Raccontare la guerra dentro una serie televisiva è sempre un esercizio complesso. Cinema e televisione, nel tentativo di rendere il conflitto interessante e guardabile, finiscono spesso per spettacolarizzarlo, piegando la realtà grama dei conflitti armati a esigenze narrative che trasudano eroismo, tensione ed epica. Il risultato di questa risciacquata retorica è quasi sempre una rappresentazione edulcorata, quando non fuorviante. È per questo che, a distanza di 17 anni dalla sua creazione, Generation Kill continua a distinguersi come uno dei ritratti più onesti e accurati mai realizzati sulla guerra contemporanea.
Alla base di questa autenticità c'è il materiale da cui la serie prende forma.
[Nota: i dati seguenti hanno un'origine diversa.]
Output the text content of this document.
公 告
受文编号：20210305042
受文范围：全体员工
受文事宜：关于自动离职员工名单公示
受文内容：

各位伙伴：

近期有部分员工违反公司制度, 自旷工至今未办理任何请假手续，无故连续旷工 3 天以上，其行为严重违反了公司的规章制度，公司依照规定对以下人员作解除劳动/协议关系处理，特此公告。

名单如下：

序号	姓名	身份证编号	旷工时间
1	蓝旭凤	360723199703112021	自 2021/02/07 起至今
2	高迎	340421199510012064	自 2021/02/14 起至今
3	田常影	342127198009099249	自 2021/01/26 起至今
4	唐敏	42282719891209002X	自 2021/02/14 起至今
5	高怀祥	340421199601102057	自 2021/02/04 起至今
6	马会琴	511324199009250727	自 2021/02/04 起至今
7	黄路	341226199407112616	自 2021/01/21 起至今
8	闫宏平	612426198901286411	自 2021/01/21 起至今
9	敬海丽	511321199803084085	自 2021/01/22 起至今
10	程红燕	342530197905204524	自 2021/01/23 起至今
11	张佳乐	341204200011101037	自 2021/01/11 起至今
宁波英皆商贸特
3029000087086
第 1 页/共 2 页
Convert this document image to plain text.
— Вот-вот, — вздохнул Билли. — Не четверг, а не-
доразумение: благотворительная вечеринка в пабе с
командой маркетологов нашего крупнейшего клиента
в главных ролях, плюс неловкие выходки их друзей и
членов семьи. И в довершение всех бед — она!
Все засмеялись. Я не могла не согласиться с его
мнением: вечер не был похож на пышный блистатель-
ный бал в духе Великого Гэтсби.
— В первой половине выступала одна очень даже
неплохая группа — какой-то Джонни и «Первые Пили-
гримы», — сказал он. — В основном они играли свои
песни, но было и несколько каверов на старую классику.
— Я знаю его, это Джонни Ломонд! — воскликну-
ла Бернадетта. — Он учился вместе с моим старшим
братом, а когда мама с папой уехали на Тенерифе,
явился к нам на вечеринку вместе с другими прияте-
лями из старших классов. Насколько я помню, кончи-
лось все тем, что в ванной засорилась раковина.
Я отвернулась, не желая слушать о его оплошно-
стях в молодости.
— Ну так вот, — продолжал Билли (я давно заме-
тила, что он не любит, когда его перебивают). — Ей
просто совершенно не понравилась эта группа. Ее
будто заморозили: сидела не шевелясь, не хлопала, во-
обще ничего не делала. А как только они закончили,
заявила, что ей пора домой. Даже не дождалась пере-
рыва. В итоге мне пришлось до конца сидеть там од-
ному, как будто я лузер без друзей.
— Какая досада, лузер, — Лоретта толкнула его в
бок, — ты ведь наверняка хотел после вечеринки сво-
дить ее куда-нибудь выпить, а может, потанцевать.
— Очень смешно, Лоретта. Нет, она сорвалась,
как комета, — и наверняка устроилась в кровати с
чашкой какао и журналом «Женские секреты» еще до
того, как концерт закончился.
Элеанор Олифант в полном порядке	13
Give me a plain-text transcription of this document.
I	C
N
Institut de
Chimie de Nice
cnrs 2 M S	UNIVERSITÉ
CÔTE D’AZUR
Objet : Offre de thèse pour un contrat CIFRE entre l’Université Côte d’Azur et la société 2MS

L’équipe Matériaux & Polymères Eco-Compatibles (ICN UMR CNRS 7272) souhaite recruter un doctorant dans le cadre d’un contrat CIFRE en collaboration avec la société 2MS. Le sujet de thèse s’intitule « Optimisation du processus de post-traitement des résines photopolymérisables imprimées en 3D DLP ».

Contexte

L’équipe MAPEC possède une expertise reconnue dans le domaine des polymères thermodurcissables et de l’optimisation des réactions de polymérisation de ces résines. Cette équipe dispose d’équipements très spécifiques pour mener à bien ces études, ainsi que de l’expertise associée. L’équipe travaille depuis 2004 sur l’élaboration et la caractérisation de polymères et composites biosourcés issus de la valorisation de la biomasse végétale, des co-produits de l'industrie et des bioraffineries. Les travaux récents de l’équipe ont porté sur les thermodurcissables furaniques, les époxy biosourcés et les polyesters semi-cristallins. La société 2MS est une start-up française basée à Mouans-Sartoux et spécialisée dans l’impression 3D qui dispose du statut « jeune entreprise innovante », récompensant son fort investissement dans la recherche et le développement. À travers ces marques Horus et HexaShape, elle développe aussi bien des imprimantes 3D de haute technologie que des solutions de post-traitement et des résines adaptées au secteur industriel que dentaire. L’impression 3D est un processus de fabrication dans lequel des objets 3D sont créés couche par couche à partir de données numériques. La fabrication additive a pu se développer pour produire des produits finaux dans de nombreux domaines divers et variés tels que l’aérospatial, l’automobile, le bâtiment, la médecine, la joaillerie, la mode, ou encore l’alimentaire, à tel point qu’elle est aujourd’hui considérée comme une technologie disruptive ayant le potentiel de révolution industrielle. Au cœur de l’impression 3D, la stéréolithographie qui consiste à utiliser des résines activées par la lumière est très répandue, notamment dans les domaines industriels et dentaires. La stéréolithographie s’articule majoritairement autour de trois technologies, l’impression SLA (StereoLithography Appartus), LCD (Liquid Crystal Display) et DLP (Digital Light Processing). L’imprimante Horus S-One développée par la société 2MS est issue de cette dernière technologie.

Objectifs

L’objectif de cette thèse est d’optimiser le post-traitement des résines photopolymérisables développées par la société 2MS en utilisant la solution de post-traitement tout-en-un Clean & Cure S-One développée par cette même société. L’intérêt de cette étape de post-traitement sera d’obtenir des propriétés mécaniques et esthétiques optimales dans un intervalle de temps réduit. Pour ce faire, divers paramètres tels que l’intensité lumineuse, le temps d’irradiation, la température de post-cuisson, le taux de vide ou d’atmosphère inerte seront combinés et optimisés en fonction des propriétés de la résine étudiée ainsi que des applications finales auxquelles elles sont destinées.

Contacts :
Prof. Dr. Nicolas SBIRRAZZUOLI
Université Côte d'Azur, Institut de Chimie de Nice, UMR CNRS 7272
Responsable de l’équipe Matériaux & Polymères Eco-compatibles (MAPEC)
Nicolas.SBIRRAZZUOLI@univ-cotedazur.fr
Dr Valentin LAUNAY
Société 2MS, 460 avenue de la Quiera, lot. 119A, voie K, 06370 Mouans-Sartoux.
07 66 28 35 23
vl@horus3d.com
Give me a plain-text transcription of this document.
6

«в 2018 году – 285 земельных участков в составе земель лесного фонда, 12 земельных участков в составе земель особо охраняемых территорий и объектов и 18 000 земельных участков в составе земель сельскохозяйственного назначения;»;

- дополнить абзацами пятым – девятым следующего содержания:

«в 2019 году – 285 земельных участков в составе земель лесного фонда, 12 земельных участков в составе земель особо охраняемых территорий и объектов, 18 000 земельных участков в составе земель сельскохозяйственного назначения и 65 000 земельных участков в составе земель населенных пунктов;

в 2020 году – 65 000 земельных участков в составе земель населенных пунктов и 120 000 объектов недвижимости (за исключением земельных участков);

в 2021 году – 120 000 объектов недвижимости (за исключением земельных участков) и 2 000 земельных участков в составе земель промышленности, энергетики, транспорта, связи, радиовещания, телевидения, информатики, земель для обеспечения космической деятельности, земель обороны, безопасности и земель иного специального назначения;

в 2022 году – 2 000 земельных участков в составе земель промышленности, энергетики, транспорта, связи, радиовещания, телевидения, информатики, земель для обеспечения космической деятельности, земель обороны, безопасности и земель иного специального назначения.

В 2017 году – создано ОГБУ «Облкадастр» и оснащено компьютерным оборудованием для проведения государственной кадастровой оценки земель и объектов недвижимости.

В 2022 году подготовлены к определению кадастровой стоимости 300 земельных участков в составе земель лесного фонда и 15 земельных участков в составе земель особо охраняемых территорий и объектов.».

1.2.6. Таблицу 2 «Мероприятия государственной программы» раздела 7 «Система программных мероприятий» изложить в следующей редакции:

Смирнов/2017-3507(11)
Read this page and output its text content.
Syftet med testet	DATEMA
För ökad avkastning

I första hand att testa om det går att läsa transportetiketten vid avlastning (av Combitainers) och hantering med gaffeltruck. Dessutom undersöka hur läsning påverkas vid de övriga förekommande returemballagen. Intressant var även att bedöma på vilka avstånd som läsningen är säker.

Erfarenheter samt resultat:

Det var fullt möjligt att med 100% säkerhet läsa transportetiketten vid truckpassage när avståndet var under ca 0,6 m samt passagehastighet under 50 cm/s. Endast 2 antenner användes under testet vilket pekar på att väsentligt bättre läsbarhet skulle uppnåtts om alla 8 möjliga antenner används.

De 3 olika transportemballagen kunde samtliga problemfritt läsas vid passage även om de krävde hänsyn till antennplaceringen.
Il racconto è tratto dal libro di Evan Wright, inviato di Rolling Stone che seguì il primo Battaglione da ricognizione dei Marines durante l'invasione dell'Irak nel 2003. Wright scelse di non osservare con distacco, piuttosto di restituire la guerra come una somma di attese interminabili, ordini poco chiari e decisioni spesso scollegate dalla realtà sul campo.
La serie fa altrettanto anche grazie ad un cast di eccezione. Ora per l'Italia la serie Hbo è disponibile su Amazon Prime Video e vale davvero la pena guardarla. È attualissima, anche tenendo conto di quello che sta succedendo nel Golfo.